Nowhere is this shift more visible than in spine surgery, where biologics are increasingly being used by interventional pain physicians and orthopedic surgeons to improve outcomes, reduce complications, and support outpatient surgical models.
Spine Surgeons and Pain Physicians Are Driving Biologic Adoption
In today’s spine care environment, procedural success is about more than hardware.
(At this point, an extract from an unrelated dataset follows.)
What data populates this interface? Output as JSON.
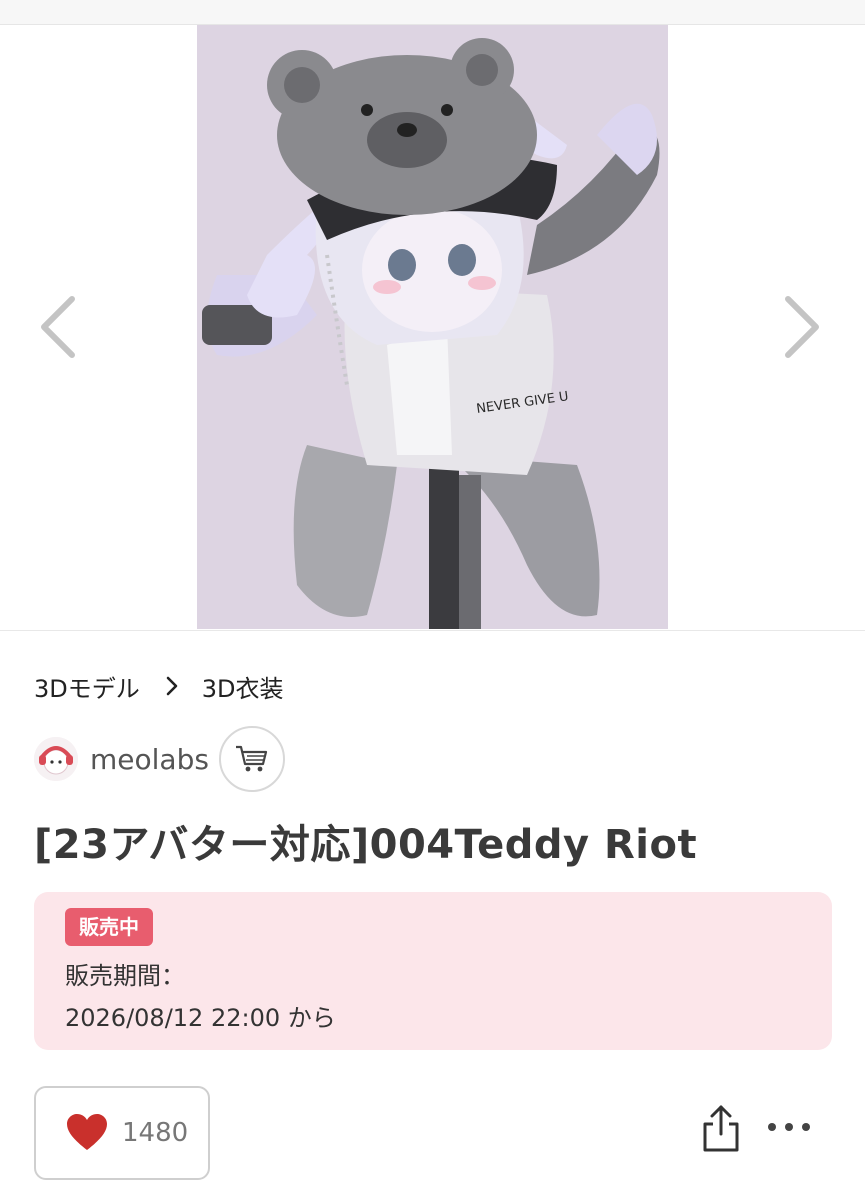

Whether in SI joint fusion, facet fusion, or lumbar interbody procedures, physicians are turning to biologics to:
Enhance fusion rates in high-risk patients
Reduce reliance on autografts and iliac crest harvesting
Support healing in minimally invasive approaches, especially in ASCs
As interventional pain physicians expand their procedural toolkit beyond injections into structural procedures, and orthopedic surgeons focus on reducing surgical morbidity, biologics are becoming a common thread in both practices.
A Market Moving Toward Regenerative Care
The broader biologics market is being shaped by several tailwinds:
Innovation in bone biologics: New formulations—such as demineralized bone matrices (DBM), bioactive glass, and synthetic scaffolds—are becoming staples in fusion surgeries.
ASC expansion: As more spine procedures shift to the outpatient setting, surgeons are seeking biologics that are easy to handle, compatible with MIS techniques, and clinically validated.
Spotlight: NanoFUSE Biologics
One example of this evolution is NanoFUSE, a next-generation biologic that combines DBM with bioactive glass—the first of its kind to receive FDA clearance in the U.S. This dual-action formulation is designed to stimulate bone growth while fitting seamlessly into both pain and spine workflows.
NanoFUSE reflects a broader market trend: biologics are no longer just passive fillers—they’re engineered tools that activate biological healing.
Looking Ahead: Biologics as a Standard, Not a Supplement
With biologic-enhanced procedures rising in volume and complexity, it's expected that biologics will play a central role in 80–90% of fusion surgeries by the early 2030s. Companies and physicians that align with this regenerative shift will lead the charge in improving outcomes, optimizing costs, and expanding patient access.
Whether you're a provider, ASC operator, or investor, understanding where biologics are headed isn't just helpful. It’s essential.